With two months in a row of big volume, Natural Gas ETF ($UNG) looks like it may be ready to stage a significant advance in 2014. The price action has already cleared the highs of the last base at $24, and should close above that level by the end of February to confirm the breakout on the monthly chart.

$ung monthly breakout CANDLE

We remain long $UNG in the ETF portfolio from our January 30 entry at $23.70.

UBS E-TRACS 2x Long Wells Fargo Business Development Company ($BDCL) has been trading in a pretty tight range on the monthly chart for nearly a year, while basically setting higher lows for the most part within the base.

There has been solid support at the 10-month MA (almost like the 200-day MA) in the base, with several undercuts of the 10-month MA resulting in a bullish close well off the lows of the month.


$BDCL still has much to do, as it eventually must breakout above the range highs to generate a buy signal. With shorter-term consolidations we do not mind buying ahead of the breakout. However, with consolidations of 10 months or more we prefer to wait for confirmation of a breakout before entering. See the watchlist section above for trade details.

After a four-month long consolidation, iShares Global Infrastructure ($IGF) has broken out on above average volume. This is one to watch for a pullback entry somewhere around the 10-day MA if the action remains healthy. A deeper correction to the breakout pivot around $39 is a possibility if the 10-day MA does not hold.

$IGF pullback entry

We sold $JO at market on the open Thursday, locking in a quick 19% gain. $JO is still in good shape, and could run a few more points into the $35 – $36 area.

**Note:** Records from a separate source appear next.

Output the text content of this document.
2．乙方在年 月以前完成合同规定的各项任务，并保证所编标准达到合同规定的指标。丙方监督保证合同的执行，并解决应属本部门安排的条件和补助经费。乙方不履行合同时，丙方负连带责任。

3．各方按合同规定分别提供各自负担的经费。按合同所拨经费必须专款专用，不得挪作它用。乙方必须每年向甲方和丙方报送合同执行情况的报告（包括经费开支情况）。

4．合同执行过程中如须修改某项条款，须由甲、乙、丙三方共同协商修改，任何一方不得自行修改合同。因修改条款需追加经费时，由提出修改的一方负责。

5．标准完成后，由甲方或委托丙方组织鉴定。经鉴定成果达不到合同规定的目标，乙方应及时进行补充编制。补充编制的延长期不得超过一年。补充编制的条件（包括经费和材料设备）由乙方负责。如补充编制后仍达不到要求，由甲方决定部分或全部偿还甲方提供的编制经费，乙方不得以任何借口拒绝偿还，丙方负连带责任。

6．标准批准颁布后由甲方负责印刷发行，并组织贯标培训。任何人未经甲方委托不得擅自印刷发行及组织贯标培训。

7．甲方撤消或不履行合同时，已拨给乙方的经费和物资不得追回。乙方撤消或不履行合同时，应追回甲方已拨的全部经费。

On the stock side, $TSLA gapped open by at least 10% from earnings. The fact that it recovered to close off the lows of the day is a good sign. There is no reason to sell right now, and as long as $TSLA holds above $180 we should be in good shape.

We have three new swing setups on today’s watchlist. All three setups are in non-A rated stocks, so we will look to sell into strength on the way up.

$FEYE is consolidating in a tight range after a 100% move in a few weeks. If $FEYE can hold the 20-day EMA and push higher it certainly has the potential to rip another 40-50% or more.

We like the dry up in volume the past few days is $FEYE as it attempts to digest the recent false breakout above $75.


$VNDA has formed a tight range after pushing through the 50-day MA on decent volume last week. The entry is over the two-day high, with a very tight stop, so it is basically a GONG setup. We use these type of stops when the stop below a swing low is just too far away for our liking. The idea is to go with a tight stop and reduce share size. If we stop out we can take another shot if the setup still looks good.

Some traders have a problem re-entering after a stop out and stare at the action as it takes off. The key to breaking this bad habit is to focus on the present setup. If it is a valid trade, then take it!